Leaving out "obey" was the couple's own decision, said Archbishop of Canterbury Robert Runcie, who will perform the ceremony.
The 70-minute service, which Prince Charles and Lady Diana Spencer have helped plan, will both preserve and break other royal and religious traditions while displaying the talents fo British composers and musicians.
After music by Edward Elgar, Henry Purcell, Benjamin Britten and Ralph Vaughan Williams, among others, and trumpeted marches and fanfares greeting the arrivals of the groom and bride, the service will begin at 11 a.m. under the dome of St. Paul's with the familiar words: "Dearly beloved, we are gathered here in the sight of God and in the face of this congregation, to join together this man and this woman in holy matrimony." t
The words come from the three-century-old Book of Common Prayer of the Church of England, rather than the new Alternative Service Book, which has caused considerable controversy in the Anglican church with its emasculation of such flowery language in the cause of modernity.
In the traditional wedding service chosen by Charles and Diana, the Very Rev.
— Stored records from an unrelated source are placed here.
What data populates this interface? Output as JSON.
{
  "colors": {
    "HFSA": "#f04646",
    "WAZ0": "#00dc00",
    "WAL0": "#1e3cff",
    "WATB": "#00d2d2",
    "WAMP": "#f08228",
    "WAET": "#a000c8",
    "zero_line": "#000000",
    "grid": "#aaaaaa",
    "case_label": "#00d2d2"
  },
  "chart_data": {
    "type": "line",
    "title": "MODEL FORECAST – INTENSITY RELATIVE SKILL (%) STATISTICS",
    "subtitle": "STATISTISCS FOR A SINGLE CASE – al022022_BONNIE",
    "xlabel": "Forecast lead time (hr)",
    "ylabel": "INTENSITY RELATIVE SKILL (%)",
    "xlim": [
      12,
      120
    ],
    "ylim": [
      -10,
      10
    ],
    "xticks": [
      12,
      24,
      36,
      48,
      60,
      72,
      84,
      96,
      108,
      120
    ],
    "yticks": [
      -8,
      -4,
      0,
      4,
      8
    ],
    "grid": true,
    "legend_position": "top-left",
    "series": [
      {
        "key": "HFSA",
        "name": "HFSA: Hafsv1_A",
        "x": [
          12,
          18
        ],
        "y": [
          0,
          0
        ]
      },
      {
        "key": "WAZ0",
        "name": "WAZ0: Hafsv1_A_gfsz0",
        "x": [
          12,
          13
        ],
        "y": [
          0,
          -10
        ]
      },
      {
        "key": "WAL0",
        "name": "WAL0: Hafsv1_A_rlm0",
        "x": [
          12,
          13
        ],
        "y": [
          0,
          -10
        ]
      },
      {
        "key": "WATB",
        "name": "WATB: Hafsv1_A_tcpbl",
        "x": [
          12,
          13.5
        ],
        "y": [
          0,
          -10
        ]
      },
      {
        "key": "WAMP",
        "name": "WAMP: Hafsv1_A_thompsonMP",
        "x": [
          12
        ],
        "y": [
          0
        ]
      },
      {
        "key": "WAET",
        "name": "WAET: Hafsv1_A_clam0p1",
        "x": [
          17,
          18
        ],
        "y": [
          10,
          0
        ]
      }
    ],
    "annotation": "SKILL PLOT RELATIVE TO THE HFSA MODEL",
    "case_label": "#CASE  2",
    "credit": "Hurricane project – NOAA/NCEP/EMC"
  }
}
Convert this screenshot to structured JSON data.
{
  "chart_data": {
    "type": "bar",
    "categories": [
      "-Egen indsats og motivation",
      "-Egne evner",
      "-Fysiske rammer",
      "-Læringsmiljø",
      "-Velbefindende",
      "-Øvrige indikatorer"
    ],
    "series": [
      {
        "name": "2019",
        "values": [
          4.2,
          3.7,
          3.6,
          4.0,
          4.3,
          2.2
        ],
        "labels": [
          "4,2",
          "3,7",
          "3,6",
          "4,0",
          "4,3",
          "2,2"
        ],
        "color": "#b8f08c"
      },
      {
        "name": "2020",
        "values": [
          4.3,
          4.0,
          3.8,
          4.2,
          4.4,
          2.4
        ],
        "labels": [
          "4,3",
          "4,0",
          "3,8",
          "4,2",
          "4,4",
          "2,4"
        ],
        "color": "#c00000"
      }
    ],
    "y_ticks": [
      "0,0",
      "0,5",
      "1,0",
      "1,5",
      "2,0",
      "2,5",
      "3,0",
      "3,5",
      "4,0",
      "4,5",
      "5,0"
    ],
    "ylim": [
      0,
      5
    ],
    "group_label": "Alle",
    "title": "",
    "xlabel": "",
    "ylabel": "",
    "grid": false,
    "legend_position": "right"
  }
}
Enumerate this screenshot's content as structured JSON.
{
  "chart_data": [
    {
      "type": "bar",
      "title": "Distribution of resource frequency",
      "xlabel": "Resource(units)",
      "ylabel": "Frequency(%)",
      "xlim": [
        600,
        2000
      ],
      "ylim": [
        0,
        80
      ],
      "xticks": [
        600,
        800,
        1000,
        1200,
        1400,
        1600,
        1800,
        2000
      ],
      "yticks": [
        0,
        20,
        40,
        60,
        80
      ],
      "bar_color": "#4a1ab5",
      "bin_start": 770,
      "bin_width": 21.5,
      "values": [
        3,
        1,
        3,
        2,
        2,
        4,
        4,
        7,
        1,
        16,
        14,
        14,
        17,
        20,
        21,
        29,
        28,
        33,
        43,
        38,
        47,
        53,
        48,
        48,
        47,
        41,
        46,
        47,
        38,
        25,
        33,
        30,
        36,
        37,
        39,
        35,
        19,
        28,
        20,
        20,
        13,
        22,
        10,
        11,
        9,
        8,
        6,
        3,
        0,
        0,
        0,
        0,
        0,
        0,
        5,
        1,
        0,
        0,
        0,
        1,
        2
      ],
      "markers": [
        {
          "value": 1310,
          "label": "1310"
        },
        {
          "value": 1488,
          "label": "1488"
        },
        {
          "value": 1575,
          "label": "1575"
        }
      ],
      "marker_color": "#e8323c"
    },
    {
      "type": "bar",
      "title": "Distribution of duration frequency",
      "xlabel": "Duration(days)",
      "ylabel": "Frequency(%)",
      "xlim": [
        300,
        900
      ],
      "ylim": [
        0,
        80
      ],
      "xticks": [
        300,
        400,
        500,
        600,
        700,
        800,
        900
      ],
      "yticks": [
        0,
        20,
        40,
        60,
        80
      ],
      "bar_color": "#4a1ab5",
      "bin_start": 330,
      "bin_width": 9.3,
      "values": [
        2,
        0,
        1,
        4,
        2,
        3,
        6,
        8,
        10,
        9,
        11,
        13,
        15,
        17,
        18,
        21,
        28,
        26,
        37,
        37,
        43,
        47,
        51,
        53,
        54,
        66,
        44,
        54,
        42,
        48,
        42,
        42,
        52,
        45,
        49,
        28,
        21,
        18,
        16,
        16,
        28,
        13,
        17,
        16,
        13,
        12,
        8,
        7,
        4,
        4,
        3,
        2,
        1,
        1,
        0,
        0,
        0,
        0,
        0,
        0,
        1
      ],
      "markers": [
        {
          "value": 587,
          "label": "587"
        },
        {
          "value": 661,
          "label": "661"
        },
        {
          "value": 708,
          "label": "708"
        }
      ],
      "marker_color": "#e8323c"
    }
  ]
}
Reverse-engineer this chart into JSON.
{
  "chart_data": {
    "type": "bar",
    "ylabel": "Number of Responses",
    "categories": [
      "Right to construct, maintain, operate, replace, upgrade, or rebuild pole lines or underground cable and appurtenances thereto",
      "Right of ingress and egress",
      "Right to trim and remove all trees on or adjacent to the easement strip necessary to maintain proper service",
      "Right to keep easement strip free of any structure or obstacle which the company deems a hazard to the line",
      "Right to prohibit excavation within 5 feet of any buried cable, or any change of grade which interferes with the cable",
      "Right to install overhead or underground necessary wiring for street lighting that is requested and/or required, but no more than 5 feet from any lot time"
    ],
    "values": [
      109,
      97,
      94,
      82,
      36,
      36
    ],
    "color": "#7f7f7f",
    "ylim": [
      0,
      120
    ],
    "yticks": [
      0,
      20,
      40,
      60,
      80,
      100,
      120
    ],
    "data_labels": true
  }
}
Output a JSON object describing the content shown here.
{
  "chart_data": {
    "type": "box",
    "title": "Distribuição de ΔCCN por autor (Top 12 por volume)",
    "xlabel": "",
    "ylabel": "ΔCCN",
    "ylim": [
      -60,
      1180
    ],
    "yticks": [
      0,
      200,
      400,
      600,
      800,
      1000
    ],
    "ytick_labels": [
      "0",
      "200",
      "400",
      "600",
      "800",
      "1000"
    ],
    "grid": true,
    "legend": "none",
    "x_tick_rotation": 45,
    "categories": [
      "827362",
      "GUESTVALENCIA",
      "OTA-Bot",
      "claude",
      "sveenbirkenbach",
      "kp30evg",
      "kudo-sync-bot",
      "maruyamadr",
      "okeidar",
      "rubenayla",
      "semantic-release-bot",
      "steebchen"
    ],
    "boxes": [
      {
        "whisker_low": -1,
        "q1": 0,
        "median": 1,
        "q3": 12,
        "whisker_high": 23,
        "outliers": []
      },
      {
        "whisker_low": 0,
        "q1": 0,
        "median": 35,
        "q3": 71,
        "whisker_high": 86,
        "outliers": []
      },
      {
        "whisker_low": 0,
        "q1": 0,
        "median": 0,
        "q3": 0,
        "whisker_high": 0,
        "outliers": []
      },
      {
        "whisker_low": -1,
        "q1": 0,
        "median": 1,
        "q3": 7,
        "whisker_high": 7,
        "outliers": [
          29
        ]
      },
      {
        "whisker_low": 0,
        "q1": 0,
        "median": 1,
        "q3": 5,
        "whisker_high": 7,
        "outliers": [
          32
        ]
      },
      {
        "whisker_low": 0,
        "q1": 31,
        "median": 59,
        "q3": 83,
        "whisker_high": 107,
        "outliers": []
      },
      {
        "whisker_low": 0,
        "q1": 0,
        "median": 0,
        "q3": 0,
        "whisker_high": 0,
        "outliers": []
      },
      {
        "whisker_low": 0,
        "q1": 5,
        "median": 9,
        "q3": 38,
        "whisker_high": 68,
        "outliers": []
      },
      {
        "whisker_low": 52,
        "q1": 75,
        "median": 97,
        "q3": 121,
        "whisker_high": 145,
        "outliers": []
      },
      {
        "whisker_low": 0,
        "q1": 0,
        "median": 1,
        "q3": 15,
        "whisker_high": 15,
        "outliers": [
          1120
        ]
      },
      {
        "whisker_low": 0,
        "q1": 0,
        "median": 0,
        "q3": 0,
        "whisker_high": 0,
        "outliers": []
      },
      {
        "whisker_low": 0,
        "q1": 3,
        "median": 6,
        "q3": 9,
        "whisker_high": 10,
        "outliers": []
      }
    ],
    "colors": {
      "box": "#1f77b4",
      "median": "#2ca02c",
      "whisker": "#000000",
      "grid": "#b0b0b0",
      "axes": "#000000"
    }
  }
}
Alan Webster, dean of St. Paul's Cathedral, will even declare to the congregation of royalty, heads of state and nobility: "Therefore if any man can shew any just cause, why they may not lawfully be joined together, let him now speak, or else hereafter for ever hold his peace."
According to the order of service made public by Buckingham Palace yesterday on Diana's 20th birthday, the archbishop of Canterbury will then ask the groom, addressed as Charles Philip Arthur George, and the bride, as Diana Frances, if each will love, comfort, honor and keep the other, in sickness and health, forsaking all other, "so long as ye both shall live?"
Also following Anglican tradition, the groom and bride will declare these vows themselves and marry each other, with Charles concluding by saying, "With this ring I thee wed: with my body I thee honor: and all my worldly goods with thee I share: in the name of the Father, and of the Son, and of the Holy Ghost. Amen."
Another break with tradition will be made with modern-language prayers from the Alternative Service Book red by the present and former archbishops of Canterbury and also by the Catholic archbishop of Westminster, the moderator of the church of Scotland and a church of Wales clergymen -- a show of ecumenicalism unprecedented for royal weddings here.
A Welsh composer and the organist of St. Paul's have composed specially commissioned music for the latter part of the service, which ends with Elgar's famous "Pomp and Circumstance" and William Walton's majestic "Crown Imperial" march, followed by a final fanfare of trumpets.
The music will be performed by members of the Royal Opera House Orchestra, the English Chamber Orchestra and the Philharmonia Orchestra of London, the Choir of St. Paul's Cathedral, the Bach Choir of London, the Choir of Her Majesty's Chapels Royal, New Zealand Opera soprano Kiri Te Kanawa, and the trumpeters of both the Queen's Household Cavalry and the Royal Military School of Music.
Prince Charles personally chose most of the music and the performers. An avid music lover who plays piano and cello, he is a patron of all three orchestras chosen. He also is president of an occasional singer with the 200-voice Bach Choir, in which his royal cousin, the Duchess of Kent, will be singing at the wedding.
The Welsh influence in parts of the ceremony also reflects the interest and sense of duty about Wales that Charles has shown since studying Welsh language and culture before being invested as prince of Wales, the most important of his many titles as heir to the British throne. Lady Diana will immediately become princess of Wales when Charles puts the wedding ring on her finger.